In this paper we present an approach to the problem of recognizing objects using generic, flexible, parts-based models. Our approach uses MAP estimation to find the globally optimal location of the model parts in an image. We identify an interesting class of models where the dependencies among the parts form a tree. The key result is that for such models the MAP estimate can be found efficiently using dynamic programming and a novel generalization of distance transforms. This distance transform method is useful in its own right, for a fairly broad range of minimization problems. We illustrate our approach using a generic model of a person, and show results of finding people in complex scenes under a broad range of lighting conditions and in varied poses. The method is quite practical, our implementation runs in just a few seconds on a desktop workstation.

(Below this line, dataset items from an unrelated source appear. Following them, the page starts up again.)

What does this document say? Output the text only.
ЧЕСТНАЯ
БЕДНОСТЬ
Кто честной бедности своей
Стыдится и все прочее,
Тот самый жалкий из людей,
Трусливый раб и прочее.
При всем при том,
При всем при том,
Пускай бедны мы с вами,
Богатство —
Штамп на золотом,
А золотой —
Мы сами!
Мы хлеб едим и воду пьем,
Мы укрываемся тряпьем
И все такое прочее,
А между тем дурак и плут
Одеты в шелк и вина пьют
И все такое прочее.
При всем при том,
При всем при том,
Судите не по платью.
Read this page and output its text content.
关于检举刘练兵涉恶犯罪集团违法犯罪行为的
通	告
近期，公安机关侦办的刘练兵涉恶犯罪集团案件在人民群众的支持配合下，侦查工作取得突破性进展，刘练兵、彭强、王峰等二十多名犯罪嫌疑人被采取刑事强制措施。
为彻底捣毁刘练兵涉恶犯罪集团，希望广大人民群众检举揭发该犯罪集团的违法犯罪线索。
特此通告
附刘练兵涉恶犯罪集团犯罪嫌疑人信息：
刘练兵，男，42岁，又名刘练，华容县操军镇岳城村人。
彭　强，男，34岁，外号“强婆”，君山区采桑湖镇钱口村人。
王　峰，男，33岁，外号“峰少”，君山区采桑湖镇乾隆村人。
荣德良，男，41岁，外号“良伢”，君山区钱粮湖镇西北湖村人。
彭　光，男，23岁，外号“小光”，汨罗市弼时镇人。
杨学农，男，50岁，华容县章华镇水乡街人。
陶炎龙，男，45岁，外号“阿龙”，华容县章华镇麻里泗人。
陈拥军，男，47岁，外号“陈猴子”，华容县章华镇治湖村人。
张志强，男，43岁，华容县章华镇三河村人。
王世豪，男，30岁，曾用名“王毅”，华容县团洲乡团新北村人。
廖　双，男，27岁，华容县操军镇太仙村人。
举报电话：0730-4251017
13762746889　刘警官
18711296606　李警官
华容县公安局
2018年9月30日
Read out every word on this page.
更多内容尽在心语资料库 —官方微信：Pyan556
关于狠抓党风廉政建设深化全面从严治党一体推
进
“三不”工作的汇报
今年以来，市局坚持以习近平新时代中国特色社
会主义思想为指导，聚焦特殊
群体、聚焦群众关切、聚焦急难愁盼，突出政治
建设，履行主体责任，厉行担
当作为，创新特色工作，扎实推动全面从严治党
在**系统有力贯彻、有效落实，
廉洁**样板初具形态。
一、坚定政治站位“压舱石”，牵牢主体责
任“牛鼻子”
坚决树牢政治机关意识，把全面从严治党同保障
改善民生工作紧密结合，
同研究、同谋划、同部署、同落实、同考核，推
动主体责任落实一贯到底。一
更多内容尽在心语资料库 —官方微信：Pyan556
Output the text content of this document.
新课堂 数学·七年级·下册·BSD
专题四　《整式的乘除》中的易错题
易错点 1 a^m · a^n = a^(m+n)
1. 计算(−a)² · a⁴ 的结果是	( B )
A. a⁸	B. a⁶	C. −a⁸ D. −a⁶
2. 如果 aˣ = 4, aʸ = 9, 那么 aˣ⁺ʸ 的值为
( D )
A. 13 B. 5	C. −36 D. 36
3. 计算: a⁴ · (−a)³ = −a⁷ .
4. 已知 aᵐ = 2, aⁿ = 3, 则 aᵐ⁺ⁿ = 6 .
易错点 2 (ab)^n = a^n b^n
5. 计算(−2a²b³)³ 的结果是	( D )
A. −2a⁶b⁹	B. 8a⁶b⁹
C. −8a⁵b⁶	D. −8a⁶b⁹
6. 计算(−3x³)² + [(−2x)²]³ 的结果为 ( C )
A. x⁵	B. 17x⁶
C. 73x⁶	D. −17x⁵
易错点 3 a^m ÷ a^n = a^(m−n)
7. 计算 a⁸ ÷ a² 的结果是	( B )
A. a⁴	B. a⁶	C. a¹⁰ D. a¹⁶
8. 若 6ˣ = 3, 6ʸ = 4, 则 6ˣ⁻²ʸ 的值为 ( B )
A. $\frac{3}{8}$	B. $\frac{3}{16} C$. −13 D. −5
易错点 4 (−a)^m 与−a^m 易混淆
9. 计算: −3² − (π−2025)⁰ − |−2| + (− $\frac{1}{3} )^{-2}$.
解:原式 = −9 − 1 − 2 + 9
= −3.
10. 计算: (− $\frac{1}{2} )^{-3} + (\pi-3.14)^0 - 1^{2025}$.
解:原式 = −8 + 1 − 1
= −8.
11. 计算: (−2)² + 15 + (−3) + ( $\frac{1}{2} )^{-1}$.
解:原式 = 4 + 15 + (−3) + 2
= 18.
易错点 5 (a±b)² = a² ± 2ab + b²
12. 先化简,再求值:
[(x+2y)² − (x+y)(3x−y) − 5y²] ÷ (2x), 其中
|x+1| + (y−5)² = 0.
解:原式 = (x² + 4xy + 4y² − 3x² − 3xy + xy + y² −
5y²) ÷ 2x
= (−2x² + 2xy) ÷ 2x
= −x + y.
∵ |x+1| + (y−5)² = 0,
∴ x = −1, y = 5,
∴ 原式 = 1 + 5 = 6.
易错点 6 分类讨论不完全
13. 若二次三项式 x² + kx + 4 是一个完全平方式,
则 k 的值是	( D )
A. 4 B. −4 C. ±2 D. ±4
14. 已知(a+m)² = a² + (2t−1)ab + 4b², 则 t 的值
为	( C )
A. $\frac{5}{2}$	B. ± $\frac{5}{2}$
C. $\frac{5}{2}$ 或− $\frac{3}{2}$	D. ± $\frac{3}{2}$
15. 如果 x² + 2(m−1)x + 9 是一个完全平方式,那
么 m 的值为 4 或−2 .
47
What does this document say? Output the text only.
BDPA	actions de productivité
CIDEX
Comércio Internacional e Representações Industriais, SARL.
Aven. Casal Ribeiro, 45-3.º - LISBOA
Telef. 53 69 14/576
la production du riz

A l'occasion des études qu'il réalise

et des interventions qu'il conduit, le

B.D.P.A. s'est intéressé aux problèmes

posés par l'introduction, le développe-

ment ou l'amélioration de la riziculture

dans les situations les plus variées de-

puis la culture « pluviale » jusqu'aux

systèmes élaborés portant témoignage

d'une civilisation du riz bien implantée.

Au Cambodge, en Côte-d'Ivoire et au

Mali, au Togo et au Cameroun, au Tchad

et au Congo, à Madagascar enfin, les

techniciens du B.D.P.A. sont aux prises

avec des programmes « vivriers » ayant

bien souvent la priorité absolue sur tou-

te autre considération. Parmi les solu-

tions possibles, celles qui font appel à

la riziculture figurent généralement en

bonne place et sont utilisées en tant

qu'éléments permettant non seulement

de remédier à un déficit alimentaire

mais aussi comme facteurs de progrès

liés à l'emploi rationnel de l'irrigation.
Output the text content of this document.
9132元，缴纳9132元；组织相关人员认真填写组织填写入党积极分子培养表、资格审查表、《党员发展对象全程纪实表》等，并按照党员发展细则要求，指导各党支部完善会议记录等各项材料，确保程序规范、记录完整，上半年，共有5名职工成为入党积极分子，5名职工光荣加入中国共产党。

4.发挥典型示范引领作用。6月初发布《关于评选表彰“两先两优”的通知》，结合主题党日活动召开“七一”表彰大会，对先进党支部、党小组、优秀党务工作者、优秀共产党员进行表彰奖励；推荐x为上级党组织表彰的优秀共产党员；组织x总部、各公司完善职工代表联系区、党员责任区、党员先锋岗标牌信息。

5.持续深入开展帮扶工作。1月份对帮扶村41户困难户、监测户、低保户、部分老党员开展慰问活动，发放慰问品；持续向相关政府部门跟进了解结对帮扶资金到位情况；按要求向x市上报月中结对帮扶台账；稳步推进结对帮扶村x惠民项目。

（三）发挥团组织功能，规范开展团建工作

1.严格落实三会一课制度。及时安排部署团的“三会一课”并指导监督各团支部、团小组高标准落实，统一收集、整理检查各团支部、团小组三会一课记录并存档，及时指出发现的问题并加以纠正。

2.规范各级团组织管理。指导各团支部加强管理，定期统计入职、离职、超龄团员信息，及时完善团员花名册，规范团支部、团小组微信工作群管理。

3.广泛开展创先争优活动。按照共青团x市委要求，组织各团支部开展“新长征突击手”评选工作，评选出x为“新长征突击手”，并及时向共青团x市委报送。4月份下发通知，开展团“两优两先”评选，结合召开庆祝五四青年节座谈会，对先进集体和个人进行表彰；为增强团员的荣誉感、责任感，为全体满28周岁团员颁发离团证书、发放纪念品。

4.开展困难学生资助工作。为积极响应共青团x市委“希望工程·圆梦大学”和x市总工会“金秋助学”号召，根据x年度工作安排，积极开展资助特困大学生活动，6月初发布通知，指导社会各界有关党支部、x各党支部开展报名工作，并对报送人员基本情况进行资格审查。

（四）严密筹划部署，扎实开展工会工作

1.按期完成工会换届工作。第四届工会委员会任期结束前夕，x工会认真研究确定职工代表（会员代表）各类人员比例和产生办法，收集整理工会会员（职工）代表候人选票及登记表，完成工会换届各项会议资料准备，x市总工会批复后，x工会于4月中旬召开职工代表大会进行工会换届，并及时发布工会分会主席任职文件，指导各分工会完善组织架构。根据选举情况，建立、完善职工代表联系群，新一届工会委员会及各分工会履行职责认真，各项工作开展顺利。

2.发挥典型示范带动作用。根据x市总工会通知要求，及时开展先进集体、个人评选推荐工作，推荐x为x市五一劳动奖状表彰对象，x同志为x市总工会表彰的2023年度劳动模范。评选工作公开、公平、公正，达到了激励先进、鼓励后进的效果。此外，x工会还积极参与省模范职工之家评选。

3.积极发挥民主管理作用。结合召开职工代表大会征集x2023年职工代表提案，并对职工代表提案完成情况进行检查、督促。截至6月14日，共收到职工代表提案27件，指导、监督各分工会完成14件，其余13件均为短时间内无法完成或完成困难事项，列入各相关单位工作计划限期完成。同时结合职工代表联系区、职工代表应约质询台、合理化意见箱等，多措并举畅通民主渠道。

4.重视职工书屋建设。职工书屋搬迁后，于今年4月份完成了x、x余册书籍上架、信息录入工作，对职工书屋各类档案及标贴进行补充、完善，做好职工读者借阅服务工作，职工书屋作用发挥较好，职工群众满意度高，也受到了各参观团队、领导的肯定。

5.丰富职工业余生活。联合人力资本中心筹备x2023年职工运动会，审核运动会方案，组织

Applications of Bipartite Matching to Problems in Object Recognition
Ali Shokoufandeh and Sven Dickinson
Drexel University and Rutgers University

The matching of hierarchical (e.g., multiscale or multilevel) image features is a common problem in object recognition. Such structures are often represented as trees or directed acyclic graphs, where nodes represent image feature abstractions and arcs represent spatial relations, mappings across resolution levels, component parts, etc. Such matching problems can be formulated as largest isomorphic subgraph  or largest isomorphic subtree problems, for which a wealth of literature exists in the graph algorithms community. However, the nature of the vision instantiation of this problem often precludes the direct application of these methods. Due to occlusion and noise, no significant isomorphisms may exists between two graphs or trees. In this paper, we review our application of a more general class of matching methods, called bipartite matching, to two problems in object recognition.